In cold case crime dramas, once items are sent off to forensics, the results come back in days. In actuality, the submission process and testing take many months. “The forensic team are keen, they want to do it, but our work is always slightly on the back-burner,” says Smith. “Live-time murders have to take precedence.”
It was the end of August 2024 when Smith received a notification that forensics had a full DNA profile of the assailant from the victim’s skirt. A few hours later, she got a follow-up. “They had a match on the DNA database – and it was someone who was living!”
The suspect was 92, a widower, and living in Ipswich. “When we realised how old he was, we didn’t have the time to waste,” says Smith. “It was all hands on deck.” In the period between the DNA match and Headley’s arrest, the team pored over every single one of the thousands original accounts and records.
For a while, it was like navigating two eras. “Just looking at all the photos, seeing an the victim’s home in 1967,” says Smith. “The witness statements. The way they portray people. Today, it would typically be different. There are so many changes over time.”
Smith felt she got to know the victim, too. “She was such a prominent person,” she says. “Lots of people were saying that they saw her outside her home every day. She was widowed twice, estranged from her family, but she remained social. She had a gaggle of women who used to meet and gossip – and those were the women who realised something was very wrong.”
Most of the team’s days were spent analyzing documents. (“Vast quantities of paperwork. It wouldn’t make compelling television.”) The team also interviewed the original GP, now eighty-nine, who had attended the scene. “He remembered every detail from that day,” says Smith. “He said: ‘I’ve been a doctor all my life and seen a lot of dead bodies but that’s the only one that had been murdered. That stays with you.’”
Headley’s prior offenses seemed to leave little doubt of his guilt. After the 1967 murder, he had moved, and in 1977 he had pleaded guilty to raping two older women, again in their own homes. His victims’ disturbing statements from that previous case gave some insight into the victim’s last moments.
“He threatened to strangle one and he threatened to suffocate the other with a cushion,” says Smith. Both women resisted. Though Headley was initially sentenced to life, he challenged the verdict, supported by a mental health professional who stated that Headley was acting out of character. “It went from a life sentence to a shorter term,” says Smith.
Smith was present at Headley’s arrest. “I knew what he looked like, I knew he was going to be 92, and I also knew how strong the evidence was,” she says. The team feared that the arrest would trigger a medical incident. “We were uncovering the most hidden truth he’d kept hidden for 60 years,” says Smith.
Yet everything was able to proceed. The court case took place, and the victim’s granddaughter had been contacted by family liaison. “She had believed it was never going to be resolved,” says Smith. For the family, there had also been a stigma about the nature of the crime.

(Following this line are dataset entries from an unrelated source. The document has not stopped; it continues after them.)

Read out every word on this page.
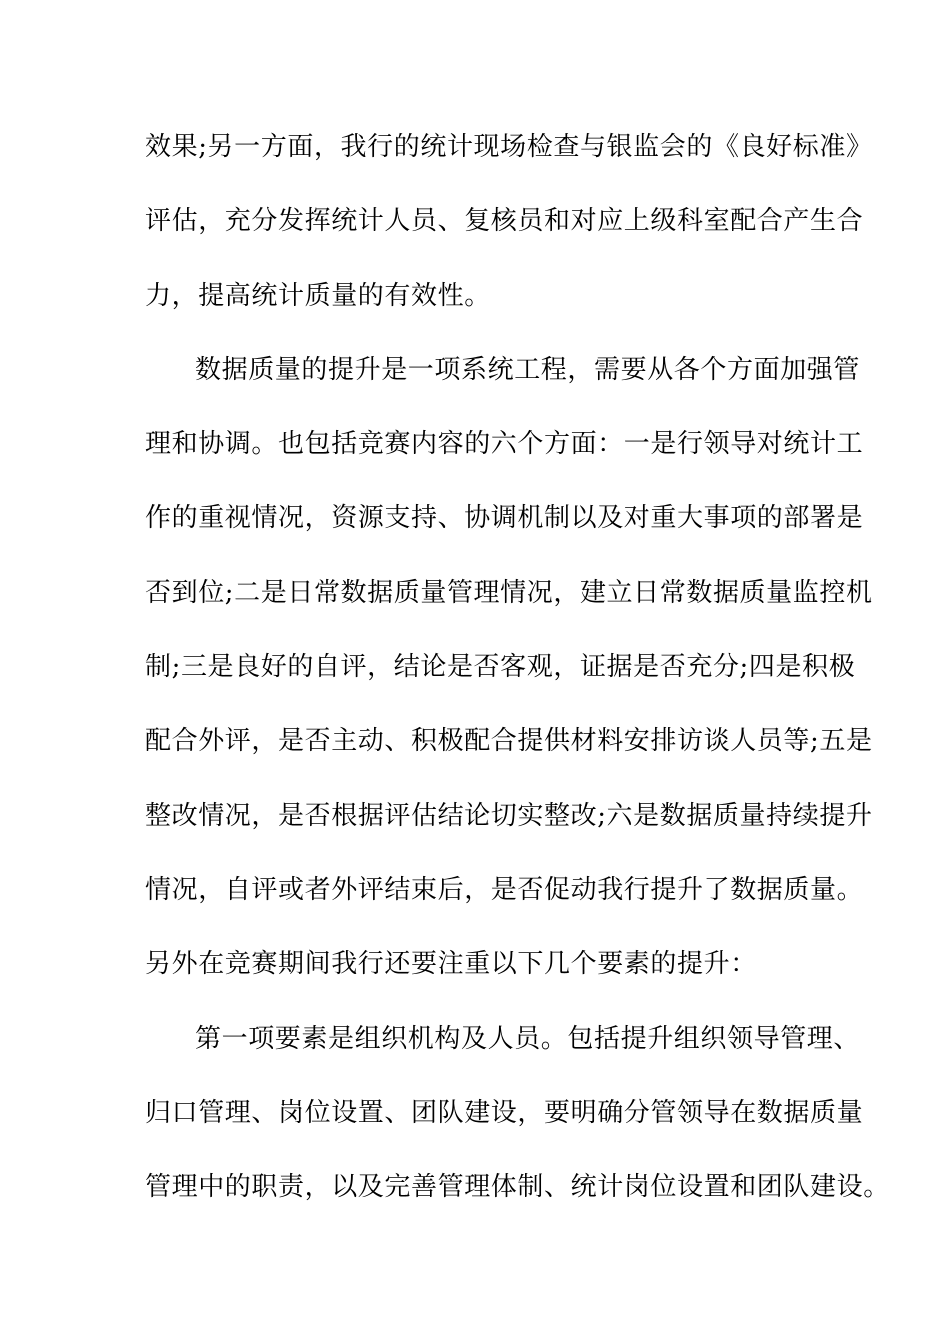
效果;另一方面，我行的统计现场检查与银监会的《良好标准》
评估，充分发挥统计人员、复核员和对应上级科室配合产生合
力，提高统计质量的有效性。
数据质量的提升是一项系统工程，需要从各个方面加强管
理和协调。也包括竞赛内容的六个方面：一是行领导对统计工
作的重视情况，资源支持、协调机制以及对重大事项的部署是
否到位;二是日常数据质量管理情况，建立日常数据质量监控机
制;三是良好的自评，结论是否客观，证据是否充分;四是积极
配合外评，是否主动、积极配合提供材料安排访谈人员等;五是
整改情况，是否根据评估结论切实整改;六是数据质量持续提升
情况，自评或者外评结束后，是否促动我行提升了数据质量。
另外在竞赛期间我行还要注重以下几个要素的提升：
第一项要素是组织机构及人员。包括提升组织领导管理、
归口管理、岗位设置、团队建设，要明确分管领导在数据质量
管理中的职责，以及完善管理体制、统计岗位设置和团队建设。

“Sexual assault is massively underreported now,” says Smith, “but in the mid-20th century, how many older women would ever tell anyone this had happened?”
Headley was told at sentencing that, for all practical purposes, he would never be released. He would die in prison.
For Smith, it has been a special case. “It just feels distinct, I don’t know why,” she says. “With current investigations, the process is very responsive. With this case you’re proactive, the urgency is only from yourself. It started with me trying to get someone to take some interest of that box – and I was able to see it through right until the end.”
She is confident that it is not the last solved case. There are about one hundred and thirty cold cases in the archives. “We’ve got so much more to do,” she says. “We have a number of murders that we’re re-examining – we’re constantly sending things to forensics and following other leads. We’ll be forever unlocking the past.”